The announcement followed official talks between the Prime Minister and Chinese Premier Li Keqiang in Wellington today.

“The FTA with China has been an enormous success,” Mr English says.

“Since coming into force in 2008 two-way trade between our two countries has tripled to $23 billion, creating jobs and opportunities for people in both countries. An upgrade will ensure this momentum continues and ensure that the FTA remains a modern agreement that tackles barriers our exporters face. It will assist progress towards our target of $30 billion two-way trade by 2020.

“The agreement to commence of negotiations also confirms the commitment of both countries to open trade and economic growth,” Mr English says.

“Trade openness and strong ties in the region are critical to New Zealand’s economic growth, prosperity, and job creation.”

Mr English says today’s meeting with Premier Li provided an opportunity to reflect on the successes achieved since New Zealand established diplomatic relations with China 45 years ago, and to set the agenda for the future.

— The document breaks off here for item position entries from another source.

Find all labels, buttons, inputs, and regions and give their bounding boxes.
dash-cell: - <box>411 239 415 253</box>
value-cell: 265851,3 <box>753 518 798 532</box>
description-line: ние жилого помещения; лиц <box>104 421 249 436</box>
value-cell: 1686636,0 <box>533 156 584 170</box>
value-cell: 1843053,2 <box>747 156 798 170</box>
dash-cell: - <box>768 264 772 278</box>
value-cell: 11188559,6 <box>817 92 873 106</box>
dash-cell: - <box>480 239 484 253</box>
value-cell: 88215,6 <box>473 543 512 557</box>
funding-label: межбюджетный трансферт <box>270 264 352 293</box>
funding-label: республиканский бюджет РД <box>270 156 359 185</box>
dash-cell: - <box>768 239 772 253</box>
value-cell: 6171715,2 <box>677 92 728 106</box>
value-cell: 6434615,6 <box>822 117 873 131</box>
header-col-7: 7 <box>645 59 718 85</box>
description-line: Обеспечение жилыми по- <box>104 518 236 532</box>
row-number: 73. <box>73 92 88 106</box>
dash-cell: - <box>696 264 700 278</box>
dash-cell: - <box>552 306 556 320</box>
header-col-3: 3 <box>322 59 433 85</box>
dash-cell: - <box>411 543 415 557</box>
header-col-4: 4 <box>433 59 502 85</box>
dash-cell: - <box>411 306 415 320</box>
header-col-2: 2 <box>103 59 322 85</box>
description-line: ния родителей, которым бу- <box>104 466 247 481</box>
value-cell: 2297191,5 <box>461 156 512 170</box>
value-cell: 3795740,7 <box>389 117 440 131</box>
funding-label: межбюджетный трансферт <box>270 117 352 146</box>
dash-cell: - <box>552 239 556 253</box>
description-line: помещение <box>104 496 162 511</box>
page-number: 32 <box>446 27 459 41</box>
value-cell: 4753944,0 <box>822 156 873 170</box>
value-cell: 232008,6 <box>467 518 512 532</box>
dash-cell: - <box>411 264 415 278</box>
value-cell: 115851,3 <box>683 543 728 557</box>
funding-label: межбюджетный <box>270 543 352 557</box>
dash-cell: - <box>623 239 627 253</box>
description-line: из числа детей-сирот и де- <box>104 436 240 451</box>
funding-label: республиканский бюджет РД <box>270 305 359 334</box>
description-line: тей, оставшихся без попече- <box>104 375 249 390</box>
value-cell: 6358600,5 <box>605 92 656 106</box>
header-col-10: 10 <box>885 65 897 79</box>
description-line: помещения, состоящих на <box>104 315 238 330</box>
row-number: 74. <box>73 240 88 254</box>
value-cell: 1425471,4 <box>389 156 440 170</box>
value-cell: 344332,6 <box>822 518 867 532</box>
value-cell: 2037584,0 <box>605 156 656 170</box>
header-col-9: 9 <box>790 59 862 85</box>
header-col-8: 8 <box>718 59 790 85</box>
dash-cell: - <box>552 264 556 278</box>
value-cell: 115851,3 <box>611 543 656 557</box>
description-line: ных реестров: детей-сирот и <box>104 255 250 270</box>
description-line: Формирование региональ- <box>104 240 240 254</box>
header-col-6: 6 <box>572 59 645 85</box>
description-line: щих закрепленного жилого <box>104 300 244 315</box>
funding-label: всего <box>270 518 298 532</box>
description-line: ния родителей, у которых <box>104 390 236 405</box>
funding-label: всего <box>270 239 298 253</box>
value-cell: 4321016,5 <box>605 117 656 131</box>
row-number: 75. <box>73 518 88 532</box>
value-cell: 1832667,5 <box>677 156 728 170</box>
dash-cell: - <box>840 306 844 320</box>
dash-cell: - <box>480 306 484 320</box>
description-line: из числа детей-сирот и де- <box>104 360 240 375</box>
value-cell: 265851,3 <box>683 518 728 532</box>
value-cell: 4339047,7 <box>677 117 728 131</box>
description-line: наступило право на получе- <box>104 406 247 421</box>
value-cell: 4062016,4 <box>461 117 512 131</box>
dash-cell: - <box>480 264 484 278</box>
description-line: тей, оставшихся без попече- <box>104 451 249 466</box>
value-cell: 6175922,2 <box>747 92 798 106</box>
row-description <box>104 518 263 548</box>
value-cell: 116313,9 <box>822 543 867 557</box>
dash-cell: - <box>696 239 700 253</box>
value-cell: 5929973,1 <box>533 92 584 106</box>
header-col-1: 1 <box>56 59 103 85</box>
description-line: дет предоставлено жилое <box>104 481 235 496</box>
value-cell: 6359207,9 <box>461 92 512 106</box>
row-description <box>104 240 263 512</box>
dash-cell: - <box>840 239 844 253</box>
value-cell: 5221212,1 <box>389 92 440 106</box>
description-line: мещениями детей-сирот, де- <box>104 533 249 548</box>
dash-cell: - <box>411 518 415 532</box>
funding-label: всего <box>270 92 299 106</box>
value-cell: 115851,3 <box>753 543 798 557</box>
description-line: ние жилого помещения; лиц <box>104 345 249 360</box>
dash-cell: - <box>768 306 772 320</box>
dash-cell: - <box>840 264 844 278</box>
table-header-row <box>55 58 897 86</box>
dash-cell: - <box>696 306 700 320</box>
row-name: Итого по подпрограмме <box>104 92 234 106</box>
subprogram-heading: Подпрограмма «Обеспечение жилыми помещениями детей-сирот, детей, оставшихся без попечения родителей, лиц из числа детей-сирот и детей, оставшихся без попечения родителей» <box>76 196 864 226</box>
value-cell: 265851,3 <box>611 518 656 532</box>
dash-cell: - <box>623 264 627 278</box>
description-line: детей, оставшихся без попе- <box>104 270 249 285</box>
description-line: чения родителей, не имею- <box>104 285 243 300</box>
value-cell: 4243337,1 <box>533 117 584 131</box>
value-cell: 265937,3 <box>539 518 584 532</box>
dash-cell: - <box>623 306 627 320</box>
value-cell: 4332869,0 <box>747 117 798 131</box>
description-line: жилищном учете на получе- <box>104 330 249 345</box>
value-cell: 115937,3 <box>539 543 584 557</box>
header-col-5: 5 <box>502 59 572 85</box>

“Premier Li and I also reiterated the value we see in people-to-people links between our two countries, including the nearly 35,000 Chinese students studying in New Zealand, and the 400,000 Chinese who visit annually.

“Both countries also confirmed their commitment to open trade, sustainable development, and stability in the Asia-Pacific region.

In addition to agreeing a date for talks to begin on a FTA upgrade, the two leaders also announced a number of other initiatives, including:

  • Access to China for chilled meat from 10 New Zealand meat processors, initially on a six-month trial with a view to later expanding trade.
  • A climate change action plan, to enable closer cooperation as both countries transition to lower carbon economies.
  • Mutual recognition of trusted exporters, which will facilitate faster border clearance times for the recognised New Zealand exporters who already account for nearly half of New Zealand’s $9.4 billion of goods exports to China
  • An increase in the number of direct flights possible between China and New Zealand, from 49 to 59 under the Air Services Agreement.
  • Frameworks to explore new economic opportunities, including on China’s Belt and Road Initiative, aimed at closer cooperation on regional infrastructure projects, and e-commerce, a growing platform that allows New Zealand companies to sell directly to Chinese consumers
  • Enhanced cooperation in a number of areas including agriculture, sustainable fisheries, in the South Pacific, environmental issues, education and training, international development, health research, and intellectual property.
  • Agreement to strengthen cooperation on judicial and law enforcement issues, to jointly fight corruption and transnational crime.

This is the Premier’s first visit to New Zealand as Premier, but he previously visited as Vice Premier in 2009.

“It was a pleasure to host Premier Li in New Zealand once again, together with his wife Madame Cheng Hong.

“I look forward to hosting them both at a China-New Zealand Gala in Auckland tomorrow.”